The gray area, for me, is probably some of the hyperbole, where it’s: if we don’t raise $100,000 by midnight Republicans are going to take the House. It’s early, but most people would probably bet Republicans are going to take the house whether or not that random PAC or campaign hits their fundraising goal 10 months before the election. So I think some of that stuff is a gray area where you’re just making claims that are probably not true but can’t be proven one way or the other right now.
What are the risks of all these people making these individual decisions to engage in these gray-area practices?
Right now, with so many individual campaigns and PACs sending spam emails and sending emails that are designed to intentionally deceive people, we are sending the wrong message to donors. And we’re giving donors a very bad experience. Say somebody gets out of college, they get a job, they are making enough money to donate for the first time to a political campaign. And they google their local congressperson and they go to their ActBlue page and they donate to them. Maybe they’re lucky, and the consultants and staff running that campaign’s fundraising program and email program are on the up and up, and they just send them a thank you email, start sending them substantive updates about what the congressman is fighting for, that sort of thing. But maybe they’re unlucky, and that email program and fundraising program are run by a consultant who then turns around and sells their email address to a bunch of other campaigns, and they start getting phony emails about their COVID test results. And that individual then has the experience of essentially being punished for trying to participate in the political process by making a small-dollar donation. It creates a disincentive for grassroots donors to donate online. Which fundamentally, could be a huge problem for Democrats and progressives moving forward.
It seems like Democratic organizations and campaigns are not having any trouble raising money right now. The committees are raking in record amounts. How much should people be worried about this?

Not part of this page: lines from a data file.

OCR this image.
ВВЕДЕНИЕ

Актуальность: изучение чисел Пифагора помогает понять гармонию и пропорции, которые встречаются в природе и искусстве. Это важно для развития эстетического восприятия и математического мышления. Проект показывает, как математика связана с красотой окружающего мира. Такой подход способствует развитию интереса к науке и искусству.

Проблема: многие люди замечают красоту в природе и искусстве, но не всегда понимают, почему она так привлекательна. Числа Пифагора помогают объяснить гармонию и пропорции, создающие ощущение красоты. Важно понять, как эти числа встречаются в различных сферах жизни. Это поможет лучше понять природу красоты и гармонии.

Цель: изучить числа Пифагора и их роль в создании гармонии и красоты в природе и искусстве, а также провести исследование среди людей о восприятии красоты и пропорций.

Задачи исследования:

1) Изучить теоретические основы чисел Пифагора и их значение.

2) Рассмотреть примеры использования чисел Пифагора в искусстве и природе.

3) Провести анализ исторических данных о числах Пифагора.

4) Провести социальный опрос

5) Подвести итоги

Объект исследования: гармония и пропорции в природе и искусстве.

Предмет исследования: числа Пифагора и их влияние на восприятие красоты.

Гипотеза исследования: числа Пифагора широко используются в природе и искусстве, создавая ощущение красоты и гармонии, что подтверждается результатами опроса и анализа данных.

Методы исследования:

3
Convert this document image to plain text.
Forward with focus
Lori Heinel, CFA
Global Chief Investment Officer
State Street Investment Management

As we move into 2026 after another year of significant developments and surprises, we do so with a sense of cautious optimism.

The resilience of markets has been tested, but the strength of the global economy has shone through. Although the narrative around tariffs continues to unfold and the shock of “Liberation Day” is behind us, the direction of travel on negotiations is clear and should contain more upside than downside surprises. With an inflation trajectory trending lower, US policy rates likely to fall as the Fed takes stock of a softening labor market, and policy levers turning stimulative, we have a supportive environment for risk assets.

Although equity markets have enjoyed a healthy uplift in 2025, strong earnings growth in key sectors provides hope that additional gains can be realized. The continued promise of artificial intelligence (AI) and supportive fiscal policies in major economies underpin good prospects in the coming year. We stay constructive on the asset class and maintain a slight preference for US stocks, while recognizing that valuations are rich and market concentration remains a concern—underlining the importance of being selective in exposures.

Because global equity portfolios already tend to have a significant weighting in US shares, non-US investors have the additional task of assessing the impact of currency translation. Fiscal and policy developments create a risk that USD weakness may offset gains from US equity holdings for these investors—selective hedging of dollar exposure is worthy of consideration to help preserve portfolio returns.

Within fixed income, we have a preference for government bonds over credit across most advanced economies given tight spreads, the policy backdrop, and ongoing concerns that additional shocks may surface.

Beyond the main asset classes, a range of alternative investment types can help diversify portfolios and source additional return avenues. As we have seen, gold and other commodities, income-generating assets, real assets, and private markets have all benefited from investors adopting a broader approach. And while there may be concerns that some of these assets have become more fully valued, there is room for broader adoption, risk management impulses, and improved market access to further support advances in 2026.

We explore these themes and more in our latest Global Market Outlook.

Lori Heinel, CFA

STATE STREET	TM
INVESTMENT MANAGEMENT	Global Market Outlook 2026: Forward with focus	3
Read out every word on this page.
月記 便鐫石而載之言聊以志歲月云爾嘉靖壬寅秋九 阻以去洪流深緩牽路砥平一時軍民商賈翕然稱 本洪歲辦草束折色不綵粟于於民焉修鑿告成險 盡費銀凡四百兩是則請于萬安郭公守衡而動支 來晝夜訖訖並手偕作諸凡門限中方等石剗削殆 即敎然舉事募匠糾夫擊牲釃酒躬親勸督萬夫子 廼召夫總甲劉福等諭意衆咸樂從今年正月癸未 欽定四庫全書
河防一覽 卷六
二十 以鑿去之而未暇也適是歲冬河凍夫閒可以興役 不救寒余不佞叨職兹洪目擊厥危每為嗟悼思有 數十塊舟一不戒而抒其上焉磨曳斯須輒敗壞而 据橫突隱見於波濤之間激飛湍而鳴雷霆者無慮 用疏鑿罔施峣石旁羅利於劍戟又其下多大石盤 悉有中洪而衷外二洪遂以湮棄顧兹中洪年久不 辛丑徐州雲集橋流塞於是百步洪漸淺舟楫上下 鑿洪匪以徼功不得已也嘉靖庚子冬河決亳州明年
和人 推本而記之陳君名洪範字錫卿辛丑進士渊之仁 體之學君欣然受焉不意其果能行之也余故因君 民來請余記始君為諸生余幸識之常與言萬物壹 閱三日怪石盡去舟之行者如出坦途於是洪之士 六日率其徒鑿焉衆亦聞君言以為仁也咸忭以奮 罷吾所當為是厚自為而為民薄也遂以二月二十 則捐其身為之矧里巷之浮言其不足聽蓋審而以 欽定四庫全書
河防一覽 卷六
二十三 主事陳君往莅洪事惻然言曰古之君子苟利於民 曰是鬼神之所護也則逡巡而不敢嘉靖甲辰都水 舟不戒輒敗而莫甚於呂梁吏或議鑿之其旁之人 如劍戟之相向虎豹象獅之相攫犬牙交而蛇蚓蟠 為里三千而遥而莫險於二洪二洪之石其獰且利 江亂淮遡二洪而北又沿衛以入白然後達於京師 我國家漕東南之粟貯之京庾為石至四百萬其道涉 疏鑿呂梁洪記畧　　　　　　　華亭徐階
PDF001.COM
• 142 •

I think there are a couple factors at play. One is that fundraising, and consumer transactions more broadly, have been moving more and more digital, and less and less offline. And that may be to some extent obscuring the effect of some individual donors dropping out or checking out of the ecosystem. I think that’s one piece of it. Another piece is I think a lot of Democratic campaigns and progressive groups saw a historic surge in fundraising in response to the Trump administration and the threats that it posed to everything we believe in. Some of that continues to this day. It’s been a little easier than in the past to fundraise due to having the ultimate “bad guy” to run against. So I think that has been a rising tide that has lifted all boats on the Democratic and progressive side. I suspect it’s going to be the type of thing where because of those sorts of factors obscuring it, everything’s going to be fine, until it’s not. I think there’s going to be sort of a tipping point—a barrage of unsolicited and deceptive emails in the ‘22 campaign and the ‘24 campaign, and more and more donors will talk amongst themselves. I fear that there’ll be some sort of revolt among donors who say, “No, you know what, we’re tired of being spammed, we’re tired of being lied to, and we don’t want to be part of that anymore.”